Un re che, ogni volta che lo guardava, risentiva
ancora chiaramente le parole che gli aveva rivolto dopo l'uccisione di
sir
Harald, con terrore.
Come fossero una profezia inquietante e veritiera.
«
Si vendicherà »
Anche William prova un sottile,
freddo, penetrante e sibilante desiderio di rivalsa. Le parole gli
erano uscite
dalla bocca con uno scopo preciso, uno scopo lucido. Con freddezza
osserva il
volto del re, che si era voltato di scatto con stupore per poi assumere
un
sorrisetto sarcastico ma velato d'incertezza.
«Di chi
parli, William?» chiede, fingendosi inconsapevole e
divertito. Ma non
lo è. Non lo è perché sa bene a chi si riferisce.
Lunga Spada si sforza per nascondere
un'ilarità quasi isterica. Non riesce a scrollarsi di dosso la
sensazione, per
qualche istante, che Giovanni abbia appena provocato la sua stessa
morte, anche
se sa che dovrebbe pensare in maniera più razionale.
Per adesso, si accontenta di
spaventarlo.
«Lo
sapete, mio re.» dice, fingendosi preoccupato ed
accorto.
Giovanni scuote la testa con un
sorriso subdolo, viscido e quasi folle nella paura celata.
«Geoffrey
Martewall è già morto.»
ride.
«No,
non ancora. E vorrà vendicarsi. Vorrà la vostra
testa e quella di molti altri. Ricordate il suo spirito, il suo...»
William si interrompe all'incedere
brusco di Giovanni verso di lui. Il sorriso è scomparso per lasciare il
posto
solo ad una smorfia brutale sul suo volto arrossato.
« Lo
farò impiccare come avrei dovuto fare anni fa. Un
traditore si riconosce dal momento in cui comincia ad impugnare una
spada. Il
suo corpo penzolerà dalla forca per mesi, divorato dai corvi. » il suo viso è vicinissimo a quello del conte, con
i
suoi occhi folli e dalle pupille strette, l'espressione è un misto di
bramosia
e timore, la voce un sibilo vibrante di rabbia.
«
Dubiti forse di questo, William? Dubiti della
vittoria del tuo re, del suo diritto al trono?»
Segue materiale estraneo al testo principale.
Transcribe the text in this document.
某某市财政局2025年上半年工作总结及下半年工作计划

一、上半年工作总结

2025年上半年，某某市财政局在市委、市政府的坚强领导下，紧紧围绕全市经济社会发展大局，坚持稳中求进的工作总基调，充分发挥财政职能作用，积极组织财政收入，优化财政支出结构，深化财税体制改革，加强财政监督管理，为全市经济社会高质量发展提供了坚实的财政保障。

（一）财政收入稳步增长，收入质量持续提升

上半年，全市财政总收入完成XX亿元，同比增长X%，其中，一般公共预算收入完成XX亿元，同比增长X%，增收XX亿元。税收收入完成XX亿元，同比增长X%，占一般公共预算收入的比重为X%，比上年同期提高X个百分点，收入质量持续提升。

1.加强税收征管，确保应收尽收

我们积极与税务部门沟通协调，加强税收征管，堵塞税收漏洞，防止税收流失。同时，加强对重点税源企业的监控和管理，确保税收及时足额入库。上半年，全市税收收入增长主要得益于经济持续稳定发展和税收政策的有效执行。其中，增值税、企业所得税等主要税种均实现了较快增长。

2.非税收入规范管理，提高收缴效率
William lo guarda. Giovanni sa che
il conte è esperto, sa che deve ascoltare le sue parole preziose. Ma
non sempre
il suo orgoglio gli permette di capire chi, tra i due, sia il più abile
e degno
su tutti i fronti.
« No,
mio signore.»
Geoffrey è ancora davanti a lui, attento,
imperscrutabile, severo. William lo vede
ancora, in un certo senso, come l'uomo che era a trent'anni. Il
rispetto nei
suoi confronti non è mutato, è rimasto lo stesso in tutta la sua
grandezza. Ha
sempre ammirato il suo coraggio, nonostante il modo in cui l’ha
trattato il
giorno che l’ha obbligato a scappare dal suo castello. Ammira la sua
forza. E
forse anche per questo non si è fatto problemi nell’annunciargli
indirettamente
ciò che gli sarebbe potuto accadere in Francia, anni prima.
Ammira anche il suo posto in prima linea, sempre,
qualunque guerra fosse. Qualunque nemico vi fosse davanti.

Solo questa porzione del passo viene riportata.